Hi Airlift. I'm can't say for certain but I went to their website and gleamed this from the site:
Why should you care about this data? According the originator of the survey and past NAAIM President William Hepburn, “NAAIM advisors absolutely nailed the 2008 decline by steadily reducing equity allocations beginning in late 2007.” Hepburn goes on to note, “NAAIM members had an average equity exposure of only 19% from June 2008 through March 2009.”
The survey is now seven years old. Ned Davis Research notes that when the NAAIM Survey is above 73% (which occurs approximately 23% of the time), the S&P 500 has lost ground at an annualized rate of -3.8% per year. This is likely due to the fact that by the time the survey sports a high reading; most managers have already established long positions.
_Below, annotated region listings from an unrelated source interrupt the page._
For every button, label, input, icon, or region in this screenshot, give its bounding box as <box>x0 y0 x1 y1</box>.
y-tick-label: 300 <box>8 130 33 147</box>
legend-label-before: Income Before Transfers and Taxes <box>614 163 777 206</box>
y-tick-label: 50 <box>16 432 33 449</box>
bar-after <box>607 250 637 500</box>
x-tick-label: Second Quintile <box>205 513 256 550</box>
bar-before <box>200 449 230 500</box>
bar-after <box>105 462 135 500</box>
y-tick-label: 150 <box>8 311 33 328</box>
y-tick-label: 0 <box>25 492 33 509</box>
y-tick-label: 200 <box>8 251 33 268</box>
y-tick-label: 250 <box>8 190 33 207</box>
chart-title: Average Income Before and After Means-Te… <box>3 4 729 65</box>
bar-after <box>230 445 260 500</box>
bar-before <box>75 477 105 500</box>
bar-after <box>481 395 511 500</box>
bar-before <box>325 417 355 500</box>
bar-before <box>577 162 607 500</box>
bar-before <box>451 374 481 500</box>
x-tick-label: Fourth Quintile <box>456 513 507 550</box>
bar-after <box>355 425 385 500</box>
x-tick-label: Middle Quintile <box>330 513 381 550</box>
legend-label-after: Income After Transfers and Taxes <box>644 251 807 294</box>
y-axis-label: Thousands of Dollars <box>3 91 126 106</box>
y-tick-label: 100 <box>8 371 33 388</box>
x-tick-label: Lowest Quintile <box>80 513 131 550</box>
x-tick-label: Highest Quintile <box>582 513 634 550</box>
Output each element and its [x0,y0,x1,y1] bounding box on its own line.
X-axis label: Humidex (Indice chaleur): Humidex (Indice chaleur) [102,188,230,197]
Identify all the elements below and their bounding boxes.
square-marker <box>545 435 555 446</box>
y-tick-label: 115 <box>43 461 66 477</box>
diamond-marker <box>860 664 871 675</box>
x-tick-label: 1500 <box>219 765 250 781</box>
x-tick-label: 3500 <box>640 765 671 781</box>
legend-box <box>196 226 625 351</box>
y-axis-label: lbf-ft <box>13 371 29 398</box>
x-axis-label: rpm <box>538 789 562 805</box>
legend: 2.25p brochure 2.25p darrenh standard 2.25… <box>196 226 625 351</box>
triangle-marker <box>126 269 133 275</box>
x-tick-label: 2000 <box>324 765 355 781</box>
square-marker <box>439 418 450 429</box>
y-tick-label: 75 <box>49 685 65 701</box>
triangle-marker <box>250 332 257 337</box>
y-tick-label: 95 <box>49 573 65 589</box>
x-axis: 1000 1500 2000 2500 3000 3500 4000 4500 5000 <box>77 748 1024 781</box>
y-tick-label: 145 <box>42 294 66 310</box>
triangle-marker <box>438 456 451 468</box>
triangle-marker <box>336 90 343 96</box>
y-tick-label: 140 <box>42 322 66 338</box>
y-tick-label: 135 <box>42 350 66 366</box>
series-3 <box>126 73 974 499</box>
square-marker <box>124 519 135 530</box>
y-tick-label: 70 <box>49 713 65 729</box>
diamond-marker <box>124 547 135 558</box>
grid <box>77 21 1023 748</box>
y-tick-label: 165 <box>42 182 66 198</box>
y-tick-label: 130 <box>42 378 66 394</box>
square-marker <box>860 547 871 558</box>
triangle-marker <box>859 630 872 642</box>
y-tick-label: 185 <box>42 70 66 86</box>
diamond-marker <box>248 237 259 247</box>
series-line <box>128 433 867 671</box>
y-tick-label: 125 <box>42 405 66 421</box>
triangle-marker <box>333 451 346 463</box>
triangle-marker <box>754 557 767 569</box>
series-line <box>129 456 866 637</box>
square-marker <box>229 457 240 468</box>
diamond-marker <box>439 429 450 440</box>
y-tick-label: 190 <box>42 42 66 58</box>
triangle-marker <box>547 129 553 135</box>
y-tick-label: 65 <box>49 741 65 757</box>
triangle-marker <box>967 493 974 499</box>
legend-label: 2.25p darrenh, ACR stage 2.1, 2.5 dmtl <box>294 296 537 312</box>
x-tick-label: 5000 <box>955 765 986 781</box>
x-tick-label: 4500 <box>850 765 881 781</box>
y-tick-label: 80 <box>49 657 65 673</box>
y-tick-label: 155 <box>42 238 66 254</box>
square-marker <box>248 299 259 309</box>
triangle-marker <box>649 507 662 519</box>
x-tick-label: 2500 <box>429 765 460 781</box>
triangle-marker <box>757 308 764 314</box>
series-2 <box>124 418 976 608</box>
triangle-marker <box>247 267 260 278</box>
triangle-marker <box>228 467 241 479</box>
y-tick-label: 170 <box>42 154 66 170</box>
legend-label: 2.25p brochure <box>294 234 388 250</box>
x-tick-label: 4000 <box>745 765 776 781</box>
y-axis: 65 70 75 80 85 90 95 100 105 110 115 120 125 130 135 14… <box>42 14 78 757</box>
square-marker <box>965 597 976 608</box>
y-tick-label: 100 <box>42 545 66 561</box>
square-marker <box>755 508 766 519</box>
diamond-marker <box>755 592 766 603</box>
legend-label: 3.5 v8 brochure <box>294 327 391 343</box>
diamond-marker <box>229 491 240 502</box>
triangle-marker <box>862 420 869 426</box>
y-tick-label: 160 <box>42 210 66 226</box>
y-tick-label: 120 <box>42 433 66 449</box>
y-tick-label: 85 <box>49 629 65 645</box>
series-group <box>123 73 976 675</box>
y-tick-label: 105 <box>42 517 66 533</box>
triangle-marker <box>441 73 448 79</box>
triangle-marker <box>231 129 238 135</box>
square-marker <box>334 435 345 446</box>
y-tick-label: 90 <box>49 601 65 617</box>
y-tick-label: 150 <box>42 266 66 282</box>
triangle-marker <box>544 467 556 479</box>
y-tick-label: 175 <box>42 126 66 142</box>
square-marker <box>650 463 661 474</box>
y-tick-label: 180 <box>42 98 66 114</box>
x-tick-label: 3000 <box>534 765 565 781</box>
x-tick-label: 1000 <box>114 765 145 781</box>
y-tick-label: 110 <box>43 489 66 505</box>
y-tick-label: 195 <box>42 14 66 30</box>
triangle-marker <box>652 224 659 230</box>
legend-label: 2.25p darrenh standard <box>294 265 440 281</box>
When the survey reading is between 14% and 73%, the S&P has gained +1.9% per year (approximately 70% of the time). And when the survey reading is below 14% the S&P has gained at a rate of +40.0% (again, a low reading suggests that managers have already sold and likely have cash on hand ready to commit). This reading has only occurred 6% of the time.
- See more at:
NAAIM Exposure Index: Managers Adapt To Changing Environment | State of the Markets
Summary from what I read: If the survey is between 14 and 73%, the S&P gains at a marginal rate (70% chance); if less than 14%, the S&P gains at a much larger rate but market risk is higher (much smaller chance), and the lower the survey score the lower the equity positions held my money managers which has correlated with market downturns.